Methodological Limitations
  • Quaternion encoding improved head pose features (F1: 0.63 → 0.80) but showed limited benefits for eye gaze and blink dynamics.
  • Combined feature sets (Blink+Head, Blink+Eye) underperformed compared to head pose alone, suggesting quaternion algebra is most effective for rotational cues.
  • Exclusion of Facial Action Units (FAUs) may have limited performance, as FAUs are established depression indicators.
Technical Limitations
  • Analysis relied on pre-extracted features; real-time extraction introduces latency, tracking failures, and quality degradation under suboptimal conditions.
  • Classical ML models provided interpretability but may lack the representational capacity of deep learning approaches.
  • Exclusion of audio and text modalities preserved privacy but limited performance compared to multimodal systems.
Future Work
  • Validation on Larger, Diverse Datasets: Replicate findings on independent datasets (e.g., AVEC 2019), expand participant diversity, and increase sample size for stronger statistical power.
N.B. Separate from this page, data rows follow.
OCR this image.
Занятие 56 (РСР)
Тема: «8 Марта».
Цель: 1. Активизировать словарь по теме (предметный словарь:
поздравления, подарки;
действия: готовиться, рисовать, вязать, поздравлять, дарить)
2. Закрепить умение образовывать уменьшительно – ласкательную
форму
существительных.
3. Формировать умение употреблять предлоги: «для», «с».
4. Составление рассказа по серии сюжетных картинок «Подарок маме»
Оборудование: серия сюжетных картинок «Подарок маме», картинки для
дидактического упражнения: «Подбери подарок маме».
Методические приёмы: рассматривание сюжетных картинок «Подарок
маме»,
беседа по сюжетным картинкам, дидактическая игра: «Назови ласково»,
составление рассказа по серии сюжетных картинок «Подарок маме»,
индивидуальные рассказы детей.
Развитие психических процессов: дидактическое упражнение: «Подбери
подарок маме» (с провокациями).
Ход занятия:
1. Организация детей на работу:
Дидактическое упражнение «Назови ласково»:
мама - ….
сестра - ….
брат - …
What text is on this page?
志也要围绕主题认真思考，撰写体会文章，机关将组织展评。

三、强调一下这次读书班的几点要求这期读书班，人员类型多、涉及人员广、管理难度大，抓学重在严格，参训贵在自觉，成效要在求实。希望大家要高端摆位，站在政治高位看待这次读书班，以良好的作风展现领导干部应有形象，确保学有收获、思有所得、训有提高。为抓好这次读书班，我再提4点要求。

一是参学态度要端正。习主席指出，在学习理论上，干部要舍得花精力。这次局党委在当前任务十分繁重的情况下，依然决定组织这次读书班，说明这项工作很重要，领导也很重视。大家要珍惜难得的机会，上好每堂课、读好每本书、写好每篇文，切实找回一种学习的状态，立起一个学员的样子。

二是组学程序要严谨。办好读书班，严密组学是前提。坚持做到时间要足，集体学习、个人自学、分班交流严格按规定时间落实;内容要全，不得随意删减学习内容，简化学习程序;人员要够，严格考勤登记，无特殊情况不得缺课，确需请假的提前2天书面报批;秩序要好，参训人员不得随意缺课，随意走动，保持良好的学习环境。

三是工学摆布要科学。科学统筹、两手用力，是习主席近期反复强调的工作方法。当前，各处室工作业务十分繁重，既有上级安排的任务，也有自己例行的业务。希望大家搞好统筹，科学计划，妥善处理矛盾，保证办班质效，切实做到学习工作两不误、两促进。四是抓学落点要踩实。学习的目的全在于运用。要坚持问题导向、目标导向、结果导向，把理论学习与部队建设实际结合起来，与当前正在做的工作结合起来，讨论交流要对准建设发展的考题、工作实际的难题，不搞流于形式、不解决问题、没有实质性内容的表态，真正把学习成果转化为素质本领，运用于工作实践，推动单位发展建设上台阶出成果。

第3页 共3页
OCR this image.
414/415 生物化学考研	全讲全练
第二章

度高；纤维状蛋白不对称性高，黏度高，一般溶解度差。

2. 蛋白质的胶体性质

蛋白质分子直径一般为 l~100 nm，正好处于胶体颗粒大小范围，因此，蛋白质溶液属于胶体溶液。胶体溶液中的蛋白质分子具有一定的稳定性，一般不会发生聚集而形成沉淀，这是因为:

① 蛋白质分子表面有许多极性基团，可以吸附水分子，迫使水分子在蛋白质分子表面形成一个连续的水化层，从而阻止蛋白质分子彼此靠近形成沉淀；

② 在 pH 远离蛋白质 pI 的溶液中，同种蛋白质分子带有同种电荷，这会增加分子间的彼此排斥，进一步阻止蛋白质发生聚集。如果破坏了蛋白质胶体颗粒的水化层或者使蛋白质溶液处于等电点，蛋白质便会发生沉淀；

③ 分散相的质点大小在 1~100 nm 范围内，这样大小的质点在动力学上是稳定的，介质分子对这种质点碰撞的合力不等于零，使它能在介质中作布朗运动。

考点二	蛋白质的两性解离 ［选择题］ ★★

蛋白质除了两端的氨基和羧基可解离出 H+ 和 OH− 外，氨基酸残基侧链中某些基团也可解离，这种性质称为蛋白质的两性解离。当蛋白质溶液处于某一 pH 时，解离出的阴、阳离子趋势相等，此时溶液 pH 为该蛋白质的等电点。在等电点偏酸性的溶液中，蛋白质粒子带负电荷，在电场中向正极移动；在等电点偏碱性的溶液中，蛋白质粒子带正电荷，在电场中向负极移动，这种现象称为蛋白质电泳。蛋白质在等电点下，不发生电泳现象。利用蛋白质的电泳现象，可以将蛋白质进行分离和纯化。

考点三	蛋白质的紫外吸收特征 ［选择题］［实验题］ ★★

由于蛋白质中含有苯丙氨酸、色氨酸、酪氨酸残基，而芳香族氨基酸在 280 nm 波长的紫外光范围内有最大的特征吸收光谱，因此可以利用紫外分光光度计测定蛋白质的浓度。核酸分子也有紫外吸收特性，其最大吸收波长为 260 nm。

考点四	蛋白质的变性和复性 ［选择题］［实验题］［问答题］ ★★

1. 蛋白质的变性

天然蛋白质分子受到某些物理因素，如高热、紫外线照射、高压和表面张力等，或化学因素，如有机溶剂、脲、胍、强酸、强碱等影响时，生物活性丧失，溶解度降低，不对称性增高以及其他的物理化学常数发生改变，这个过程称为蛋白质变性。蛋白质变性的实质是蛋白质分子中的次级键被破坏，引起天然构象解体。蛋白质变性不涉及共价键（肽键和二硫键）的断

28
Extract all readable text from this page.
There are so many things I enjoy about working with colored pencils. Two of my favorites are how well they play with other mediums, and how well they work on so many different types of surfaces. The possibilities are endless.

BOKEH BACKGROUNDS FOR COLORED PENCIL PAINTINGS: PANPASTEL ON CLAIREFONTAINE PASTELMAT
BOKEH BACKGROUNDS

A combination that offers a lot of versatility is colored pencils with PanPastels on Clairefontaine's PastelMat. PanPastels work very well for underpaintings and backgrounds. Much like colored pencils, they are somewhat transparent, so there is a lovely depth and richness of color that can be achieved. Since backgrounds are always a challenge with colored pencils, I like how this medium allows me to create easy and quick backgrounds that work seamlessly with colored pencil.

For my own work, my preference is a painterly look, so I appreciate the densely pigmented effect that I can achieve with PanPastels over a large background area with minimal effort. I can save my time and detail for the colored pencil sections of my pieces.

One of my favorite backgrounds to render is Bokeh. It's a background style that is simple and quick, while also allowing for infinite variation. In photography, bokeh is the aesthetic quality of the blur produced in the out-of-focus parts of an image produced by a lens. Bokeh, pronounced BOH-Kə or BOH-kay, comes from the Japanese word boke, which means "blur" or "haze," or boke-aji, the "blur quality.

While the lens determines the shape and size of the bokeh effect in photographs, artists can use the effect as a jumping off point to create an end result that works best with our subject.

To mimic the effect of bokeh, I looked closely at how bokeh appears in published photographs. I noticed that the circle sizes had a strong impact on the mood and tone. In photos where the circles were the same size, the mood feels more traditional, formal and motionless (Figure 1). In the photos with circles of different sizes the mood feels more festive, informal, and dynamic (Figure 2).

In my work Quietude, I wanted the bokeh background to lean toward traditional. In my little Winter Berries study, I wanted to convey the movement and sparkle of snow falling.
  • Real-World Deployment Studies: Test robustness in uncontrolled home environments with variable lighting, camera quality, and background noise; conduct longitudinal studies to assess temporal stability.
  • Advanced Feature Engineering: Explore quaternion encoding for additional rotational cues (body posture, gait), investigate hybrid fusion strategies, and incorporate temporal dynamics via sequence modeling.
  • Clinical Translation: Conduct usability testing with target populations, define clinical decision thresholds balancing sensitivity and specificity, integrate with mental health services, and address regulatory requirements.